We had the day off from work because we were planning to attend a tour of the Goose Island brewery (this was prior to the acquisition by Anheuser-Busch. RIP Goose Island), but it was surely going to be cancelled as the weather grew worse and worse, so all of our friends opted to stay home and avoid whatever fate awaited the overly brave.
As the night approached, we warmed ourselves in our cozy living room, watching court shows and episodes of Cheaters. I searched for marshmallow recipes as we waited for the storm to begin. I found what I was looking for at Bravetart.
No matter what the circumstances, I always find it soothing to be alone in a kitchen, whipping up some confection.
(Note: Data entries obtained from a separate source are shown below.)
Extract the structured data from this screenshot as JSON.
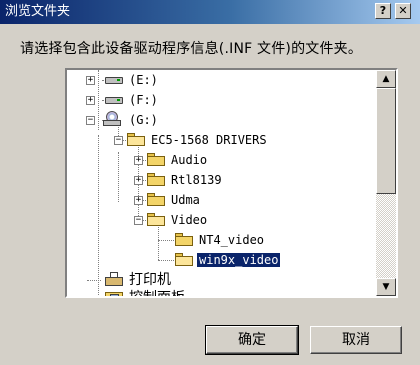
{
  "window": {
    "title": "浏览文件夹",
    "help_label": "?",
    "close_label": "✕"
  },
  "instruction": "请选择包含此设备驱动程序信息(.INF 文件)的文件夹。",
  "tree": {
    "drive_e": "(E:)",
    "drive_f": "(F:)",
    "drive_g": "(G:)",
    "ec5": "EC5-1568 DRIVERS",
    "audio": "Audio",
    "rtl": "Rtl8139",
    "udma": "Udma",
    "video": "Video",
    "nt4": "NT4_video",
    "win9x": "win9x_video",
    "printer": "打印机",
    "control_panel": "控制面板",
    "selected": "win9x_video"
  },
  "scrollbar": {
    "up_arrow": "▲",
    "down_arrow": "▼"
  },
  "buttons": {
    "ok": "确定",
    "cancel": "取消"
  }
}
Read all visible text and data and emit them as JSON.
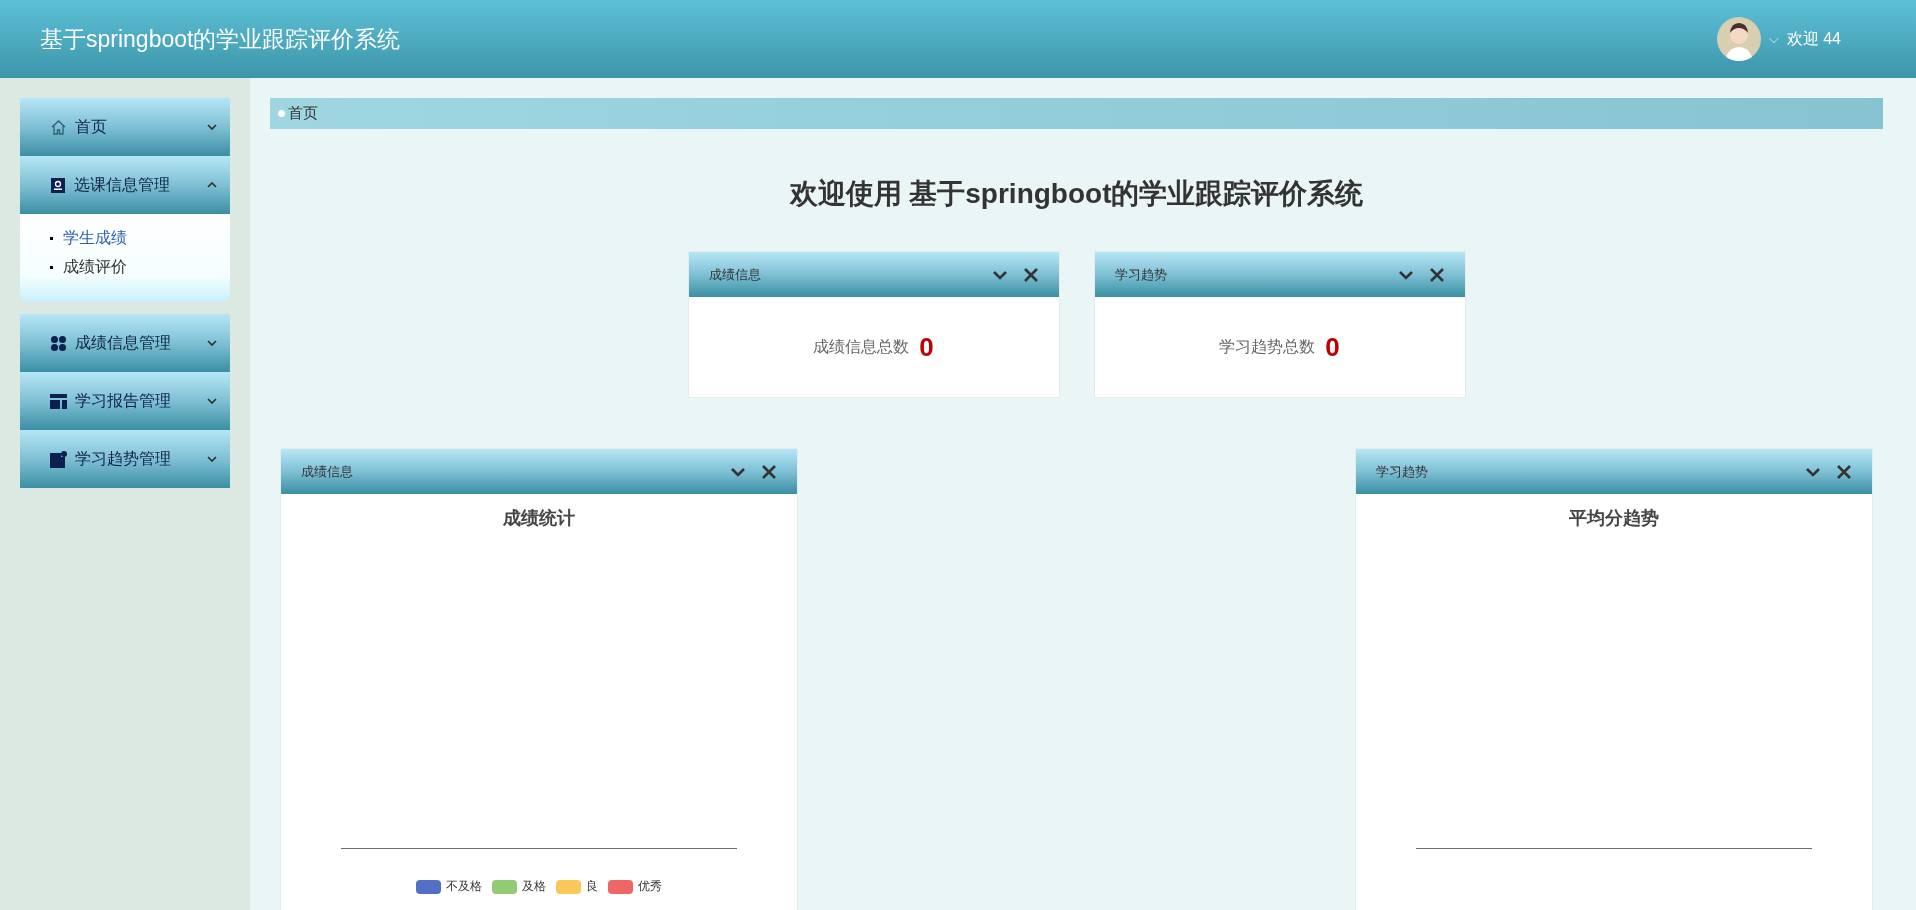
{
  "header": {
    "title": "基于springboot的学业跟踪评价系统",
    "user_caret": "⌵",
    "welcome": "欢迎 44"
  },
  "sidebar": {
    "items": [
      {
        "label": "首页",
        "expanded": false
      },
      {
        "label": "选课信息管理",
        "expanded": true,
        "children": [
          {
            "label": "学生成绩",
            "selected": true
          },
          {
            "label": "成绩评价",
            "selected": false
          }
        ]
      },
      {
        "label": "成绩信息管理",
        "expanded": false
      },
      {
        "label": "学习报告管理",
        "expanded": false
      },
      {
        "label": "学习趋势管理",
        "expanded": false
      }
    ]
  },
  "breadcrumb": "首页",
  "welcome_title": "欢迎使用 基于springboot的学业跟踪评价系统",
  "stat_cards": [
    {
      "title": "成绩信息",
      "label": "成绩信息总数",
      "count": "0"
    },
    {
      "title": "学习趋势",
      "label": "学习趋势总数",
      "count": "0"
    }
  ],
  "chart_panels": [
    {
      "title": "成绩信息",
      "chart_title": "成绩统计",
      "legend": [
        {
          "label": "不及格",
          "color": "#5470c6"
        },
        {
          "label": "及格",
          "color": "#91cc75"
        },
        {
          "label": "良",
          "color": "#fac858"
        },
        {
          "label": "优秀",
          "color": "#ee6666"
        }
      ]
    },
    {
      "title": "学习趋势",
      "chart_title": "平均分趋势"
    }
  ]
}
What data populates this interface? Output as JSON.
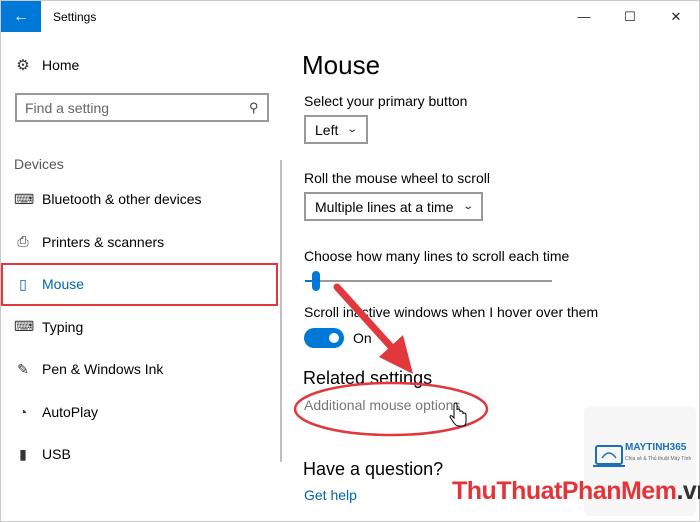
{
  "window": {
    "title": "Settings",
    "back_icon": "back-arrow-icon",
    "minimize_glyph": "—",
    "maximize_glyph": "☐",
    "close_glyph": "✕"
  },
  "sidebar": {
    "home_label": "Home",
    "search_placeholder": "Find a setting",
    "section_label": "Devices",
    "items": [
      {
        "label": "Bluetooth & other devices",
        "icon": "bluetooth-devices-icon",
        "glyph": "⌨"
      },
      {
        "label": "Printers & scanners",
        "icon": "printer-icon",
        "glyph": "⎙"
      },
      {
        "label": "Mouse",
        "icon": "mouse-icon",
        "glyph": "▯",
        "selected": true
      },
      {
        "label": "Typing",
        "icon": "keyboard-icon",
        "glyph": "⌨"
      },
      {
        "label": "Pen & Windows Ink",
        "icon": "pen-icon",
        "glyph": "✎"
      },
      {
        "label": "AutoPlay",
        "icon": "autoplay-icon",
        "glyph": "◔"
      },
      {
        "label": "USB",
        "icon": "usb-icon",
        "glyph": "▮"
      }
    ]
  },
  "main": {
    "title": "Mouse",
    "primary_button_label": "Select your primary button",
    "primary_button_value": "Left",
    "scroll_wheel_label": "Roll the mouse wheel to scroll",
    "scroll_wheel_value": "Multiple lines at a time",
    "lines_label": "Choose how many lines to scroll each time",
    "lines_slider_fraction": 0.03,
    "inactive_scroll_label": "Scroll inactive windows when I hover over them",
    "inactive_scroll_state": "On",
    "related_heading": "Related settings",
    "additional_link": "Additional mouse options",
    "question_heading": "Have a question?",
    "help_link": "Get help"
  },
  "watermark": {
    "brand": "MAYTINH365",
    "brand_tagline": "Chia sẻ & Thủ thuật Máy Tính",
    "site_part1": "ThuThuat",
    "site_part2": "PhanMem",
    "site_part3": ".vn"
  },
  "colors": {
    "accent": "#0078d7",
    "link": "#0063b1",
    "annotation": "#e0383c"
  }
}
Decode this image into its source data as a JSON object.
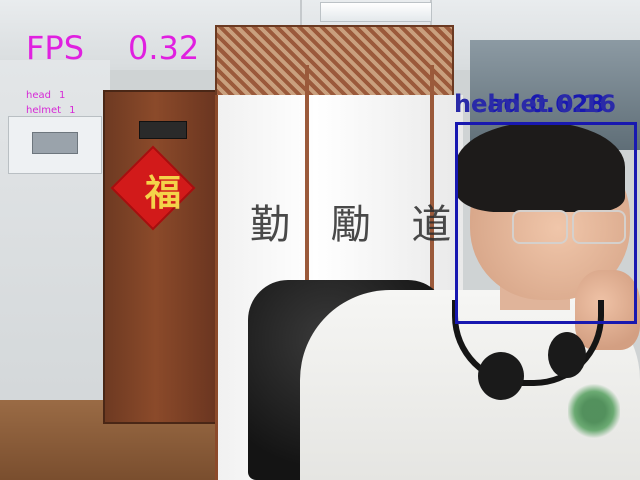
{
  "overlay": {
    "fps_label": "FPS",
    "fps_value": "0.32",
    "counts": [
      {
        "label": "head",
        "value": "1"
      },
      {
        "label": "helmet",
        "value": "1"
      }
    ],
    "detection": {
      "label_head": "head 0.628",
      "label_helmet": "helmet 0.16"
    },
    "colors": {
      "fps_text": "#e020e0",
      "counts_text": "#d62ad6",
      "box": "#1818b0"
    }
  },
  "scene": {
    "door_glyph": "福",
    "screen_calligraphy": "勤 勵 道"
  }
}
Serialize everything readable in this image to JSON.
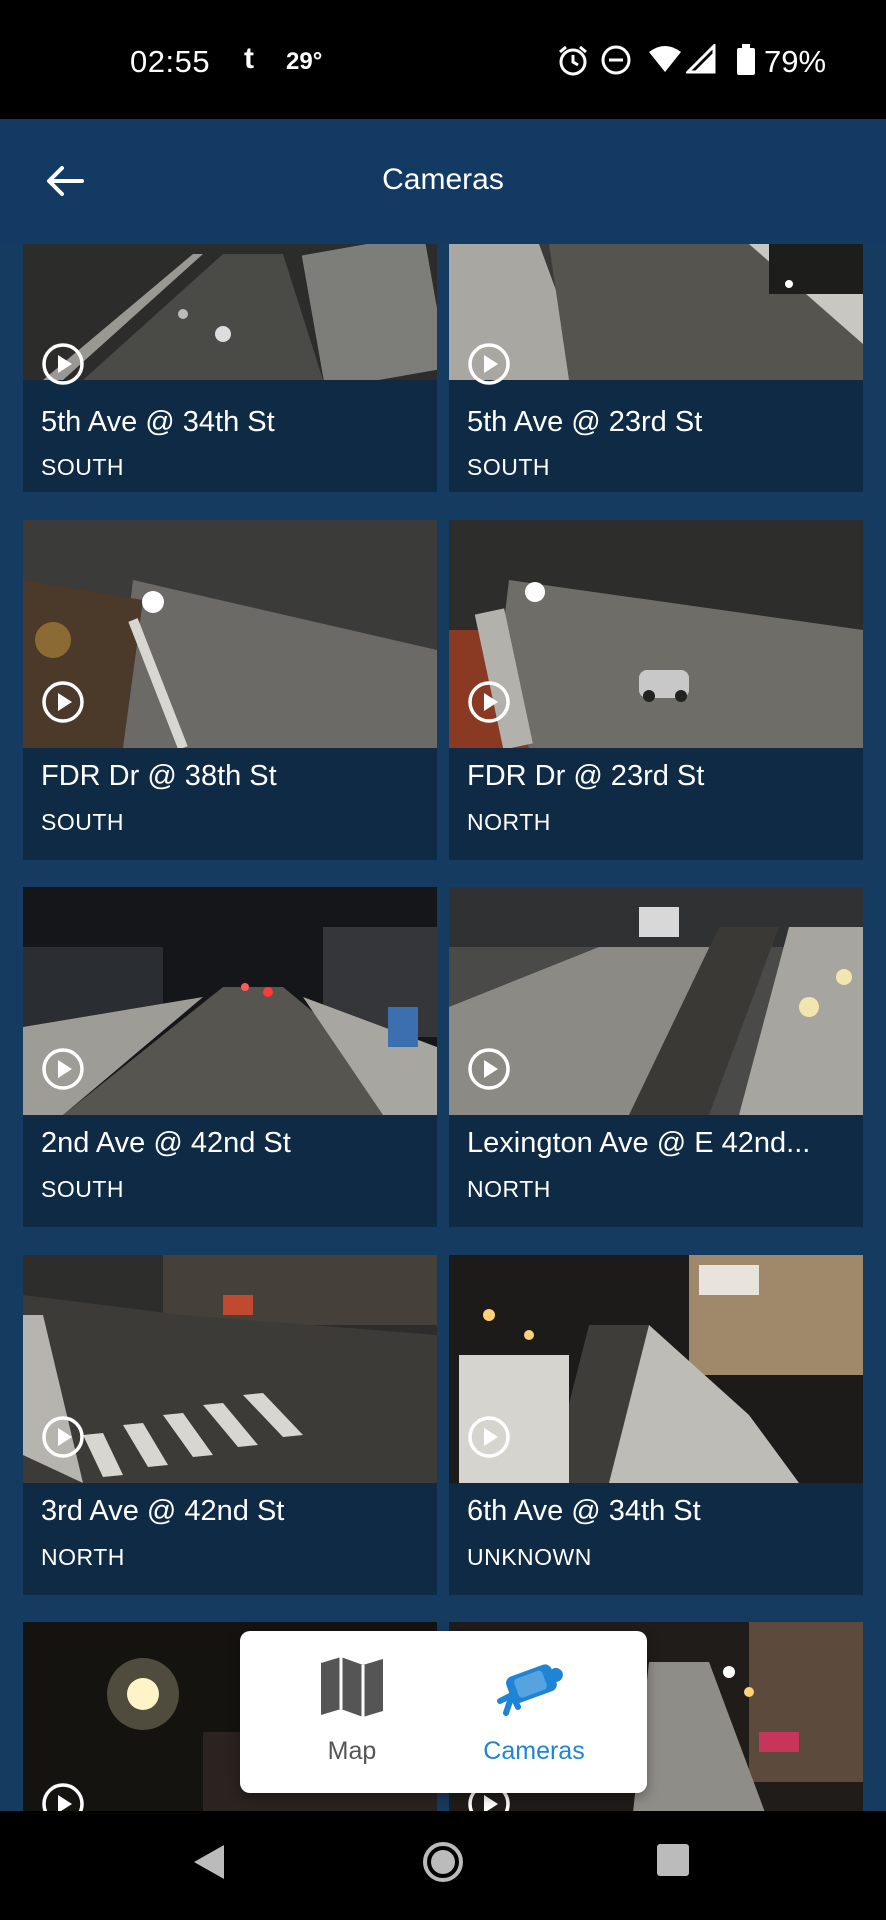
{
  "status_bar": {
    "time": "02:55",
    "notification_icon": "t",
    "temperature": "29°",
    "battery": "79%",
    "icons": [
      "alarm-icon",
      "do-not-disturb-icon",
      "wifi-icon",
      "signal-icon",
      "battery-icon"
    ]
  },
  "header": {
    "title": "Cameras",
    "back_icon": "arrow-left-icon"
  },
  "cameras": [
    {
      "name": "5th Ave @ 34th St",
      "direction": "SOUTH"
    },
    {
      "name": "5th Ave @ 23rd St",
      "direction": "SOUTH"
    },
    {
      "name": "FDR Dr @ 38th St",
      "direction": "SOUTH"
    },
    {
      "name": "FDR Dr @ 23rd St",
      "direction": "NORTH"
    },
    {
      "name": "2nd Ave @ 42nd St",
      "direction": "SOUTH"
    },
    {
      "name": "Lexington Ave @ E 42nd...",
      "direction": "NORTH"
    },
    {
      "name": "3rd Ave @ 42nd St",
      "direction": "NORTH"
    },
    {
      "name": "6th Ave @ 34th St",
      "direction": "UNKNOWN"
    }
  ],
  "tabs": [
    {
      "label": "Map",
      "icon": "map-icon",
      "active": false
    },
    {
      "label": "Cameras",
      "icon": "camera-icon",
      "active": true
    }
  ],
  "colors": {
    "header_bg": "#133a62",
    "content_bg": "#163b60",
    "card_bg": "#0f2a45",
    "active_tab": "#1f84d6"
  }
}
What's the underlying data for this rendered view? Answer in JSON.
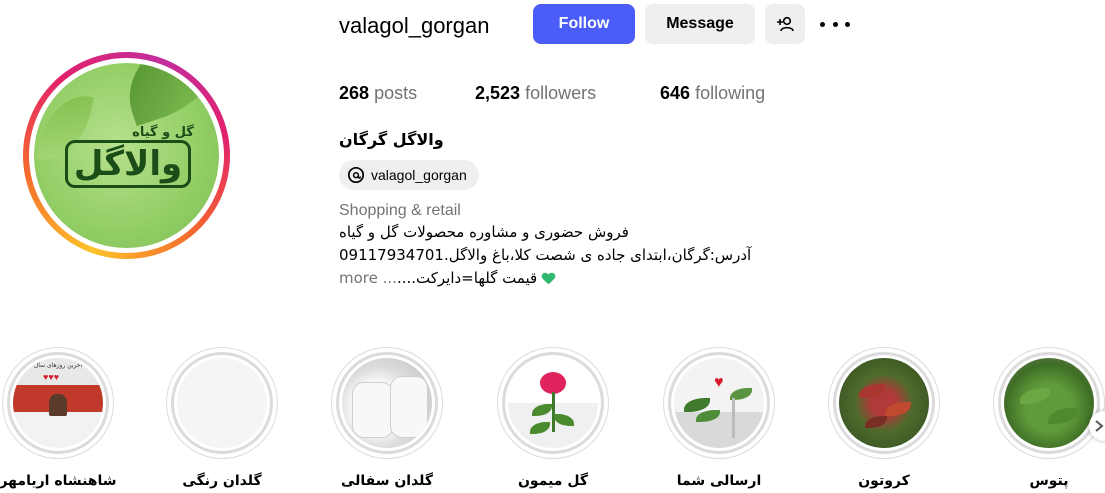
{
  "profile": {
    "username": "valagol_gorgan",
    "follow_label": "Follow",
    "message_label": "Message",
    "suggest_icon": "person-add-icon",
    "more_icon": "more-options-icon",
    "avatar_logo_small": "گل و گیاه",
    "avatar_logo_big": "والاگل"
  },
  "stats": {
    "posts_count": "268",
    "posts_label": "posts",
    "followers_count": "2,523",
    "followers_label": "followers",
    "following_count": "646",
    "following_label": "following"
  },
  "bio": {
    "full_name": "والاگل گرگان",
    "threads_handle": "valagol_gorgan",
    "category": "Shopping & retail",
    "line1": "فروش حضوری و مشاوره محصولات گل و گیاه",
    "line2": "آدرس:گرگان،ابتدای جاده ی شصت کلا،باغ والاگل.09117934701",
    "line3": "قیمت گلها=دایرکت....",
    "more_label": "... more"
  },
  "highlights": [
    {
      "label": "شاهنشاه اریامهر",
      "image_text": "آخرین روزهای سال"
    },
    {
      "label": "گلدان رنگی"
    },
    {
      "label": "گلدان سفالی"
    },
    {
      "label": "گل میمون"
    },
    {
      "label": "ارسالی شما"
    },
    {
      "label": "کروتون"
    },
    {
      "label": "پتوس"
    }
  ],
  "colors": {
    "follow_button": "#4a5df9",
    "secondary_button": "#efefef",
    "muted_text": "#737373",
    "heart_emoji": "#2fb86e"
  }
}
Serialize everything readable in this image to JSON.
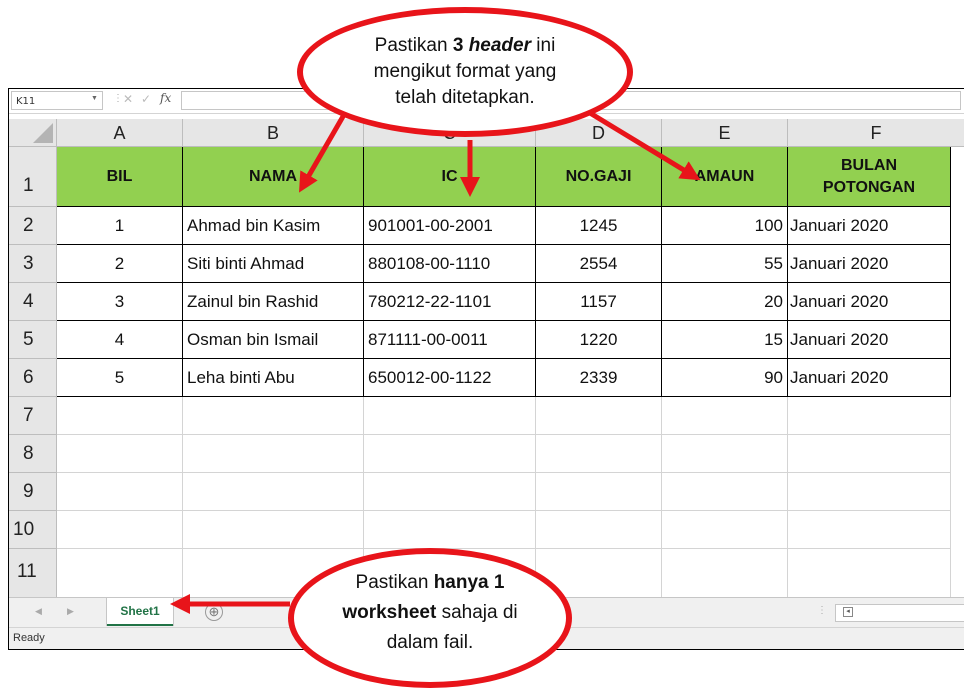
{
  "formula_bar": {
    "name_box": "K11",
    "fx_label": "fx"
  },
  "columns": [
    "A",
    "B",
    "C",
    "D",
    "E",
    "F"
  ],
  "rows": [
    "1",
    "2",
    "3",
    "4",
    "5",
    "6",
    "7",
    "8",
    "9",
    "10",
    "11"
  ],
  "table": {
    "headers": [
      "BIL",
      "NAMA",
      "IC",
      "NO.GAJI",
      "AMAUN"
    ],
    "header_f_line1": "BULAN",
    "header_f_line2": "POTONGAN",
    "header_color": "#92d050",
    "records": [
      {
        "bil": "1",
        "nama": "Ahmad bin Kasim",
        "ic": "901001-00-2001",
        "gaji": "1245",
        "amaun": "100",
        "bulan": "Januari 2020"
      },
      {
        "bil": "2",
        "nama": "Siti binti Ahmad",
        "ic": "880108-00-1110",
        "gaji": "2554",
        "amaun": "55",
        "bulan": "Januari 2020"
      },
      {
        "bil": "3",
        "nama": "Zainul bin Rashid",
        "ic": "780212-22-1101",
        "gaji": "1157",
        "amaun": "20",
        "bulan": "Januari 2020"
      },
      {
        "bil": "4",
        "nama": "Osman bin Ismail",
        "ic": "871111-00-0011",
        "gaji": "1220",
        "amaun": "15",
        "bulan": "Januari 2020"
      },
      {
        "bil": "5",
        "nama": "Leha binti Abu",
        "ic": "650012-00-1122",
        "gaji": "2339",
        "amaun": "90",
        "bulan": "Januari 2020"
      }
    ]
  },
  "sheet_tab": "Sheet1",
  "add_sheet_symbol": "⊕",
  "status": "Ready",
  "callout_top": {
    "pre": "Pastikan ",
    "b1": "3 ",
    "bi": "header",
    "post": "  ini",
    "line2": "mengikut format yang",
    "line3": "telah ditetapkan."
  },
  "callout_bottom": {
    "pre": "Pastikan ",
    "b1": "hanya 1",
    "b2": "worksheet",
    "post": " sahaja di",
    "line3": "dalam fail."
  },
  "accent_red": "#e8141a",
  "excel_green": "#217346"
}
That night, as my roommate nailed a sheet over a living room window that was especially drafty, I happily boiled sugar, knowing I was doing my part to ensure we’d be comforted that very cold night, in our now slightly less drafty apartment.
The owner of the recipe warns of a weird “barnyard” smell, if you opt to use honey in place of corn or maple syrup. I was all out of corn syrup, and maple syrup is like TWENTY DOLLARS (which is why i only use it on fake bacon and french toast), so I used some lovely local honey a coworker had given me. (I’d love to post some information about who makes the honey, as I hear it’s acquired by some awesome guy who rescues beehives from your house so you won’t vacuum them, and then he cultivates them. When I have that info, it’s yours.) It smelled crazy and malty, like we were brewing beer. We actually also brew beer in our apartment so we have a bit of an affinity for the aroma. :]
After a short boil, the mixture set in the fridge for a few hours. Then, a big pan of marshmallow was cut into uniform little cubes, and rolled in powdered sugar. Some went straight into the freezer, where they have kept beautifully for months now. Others went into the fridge, and several days later, when my work re-opened post-blizzard, were divvied up amongst coworkers. The rest were tossed almost immediately into jacuzzis of hot chocolate, prepared from some homemade “instant” hot cocoa I had made to get us through the winter.
In total, we spent about three days stuck in our apartment. My roommate crafted a sign for our snow lodge that we hung on the outside of our apartment door. We watched the commercial for Debt Stoppers until we liked it. We ate tons of marshmallows.